受賞者全員の活動を公開! 受賞者アーカイブ

出水市立 荘中学校
ツルの羽数を数えて公式記録とする活動を全校一体で続けて半世紀
出水市立 荘中学校

鹿児島県出水市立 荘(しょう)中学校

  • 2008年度受賞
  • 環境保護

受賞概要

公式記録として採用されるツルの羽数調査を早朝6時から全校生徒・職員で実施

ツルの羽数調査は1960年に始まった。当初は地元ボランティアの呼びかけに生徒が自主的に参加していたが、66年に荘中学校に引き継がれ、同校にツルクラブが正式に発足。
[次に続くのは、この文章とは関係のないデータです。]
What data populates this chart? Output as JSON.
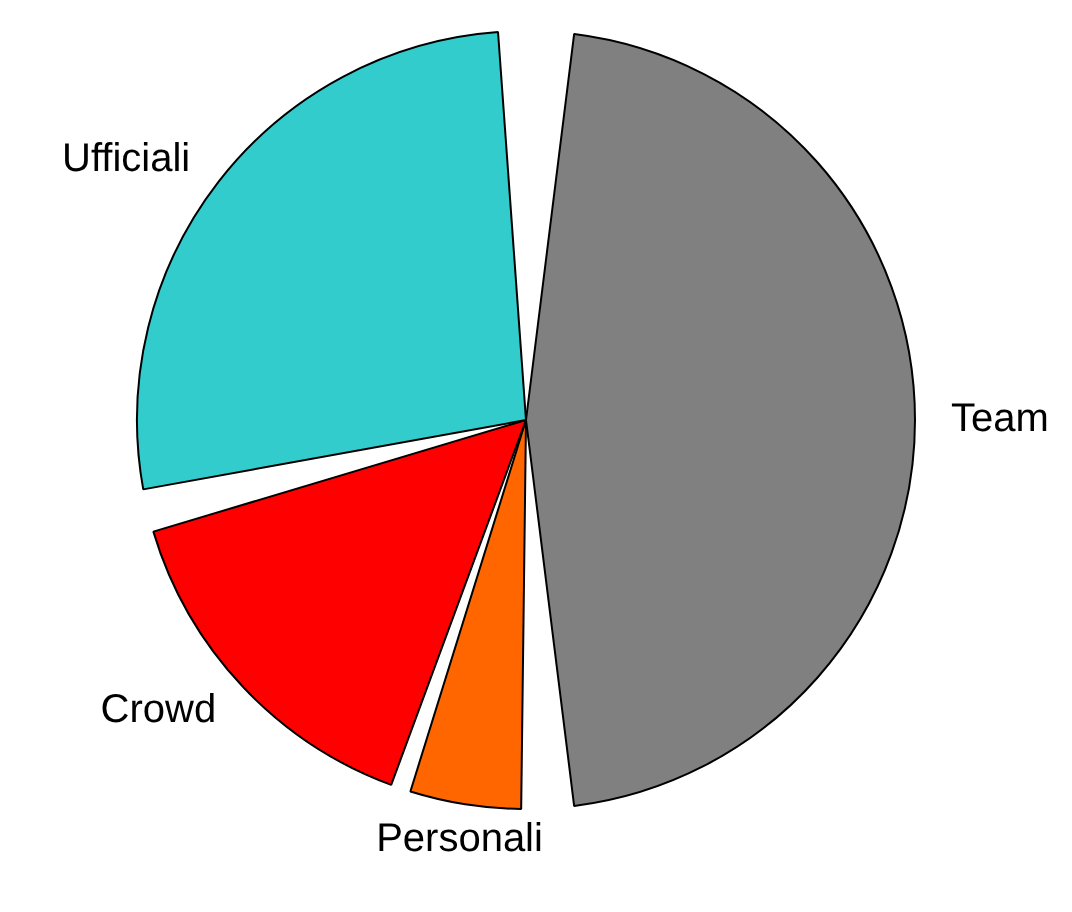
{
  "chart_data": {
    "type": "pie",
    "categories": [
      "Team",
      "Personali",
      "Crowd",
      "Ufficiali"
    ],
    "values": [
      50,
      5,
      16,
      29
    ],
    "colors": [
      "#808080",
      "#ff6600",
      "#ff0000",
      "#33cccc"
    ],
    "legend": false
  }
}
調査は毎年11月から1月の土曜日に計6回行うが、天候やツルの飛び立ち方など自然が相手なだけに思うようにいかない。

早朝6時前、学校から2.4キロ離れたツル観察センターに、生徒全員と職員が集合。4地点に分かれて計測カウンターを握り締め、音をたてずに夜明けを待つ。調査は飛び立ったツルの数、戻ってきた数、飛び立たない数を、分担してカウントする方法で行う。そのため、調査前日には学校で、飛び立ちの映像を見ながらカウンターを押す練習が行われる。

ツルはナベヅルが中心でマナヅルなどが混じる。カモやカラスは飛び方が違うので区別できるという。60年に438羽だったツルの数は、00年には最高13,521羽を数えた。ちなみにこのほど終了した今年度(08年)の公式記録は12,028羽。一方、荘中の生徒は減少傾向にあり、今冬の調査には全校生徒19名、職員11名の他、OBの高校生もが10名前後加わった。

97年からは隣の高尾野中学校も調査に参加していて、両校の数字の合計が、県ツル保護会の公式記録になる。

ツルの羽数調査

受賞理由

先輩から後輩へ受け継ぎながら半世紀。学校を中心に地域一体となって調査に取り組む

越冬のため飛来するツルを守ろうと、学校を中心に地域一体となって調査を続けて半世紀。他でも羽数調査は行われているが、取り組みのスケールが大きい。その間、羽数は大幅に増え、隣の中学も調査に加わった。全員参加型で先輩から後輩へと受け継いできたこうした活動は、環境問題や情操教育にも役立っている。

受賞コメント

学期の始業式の日に、「シチズン賞の受賞対象になった」という電話をいただき驚きました。

新聞に取り上げていただいた記者の方、66年以来の本校ツルクラブの活動に尽力、協力をいただいた多くの関係者の皆さんに、心から感謝します。

今回いただいた正賞で、ツルクラブが必要とするパソコンや望遠鏡、腕章などを購入させていただき、今後もツル羽数調査やツル家族構成・分散調査などに取り組んで参ります。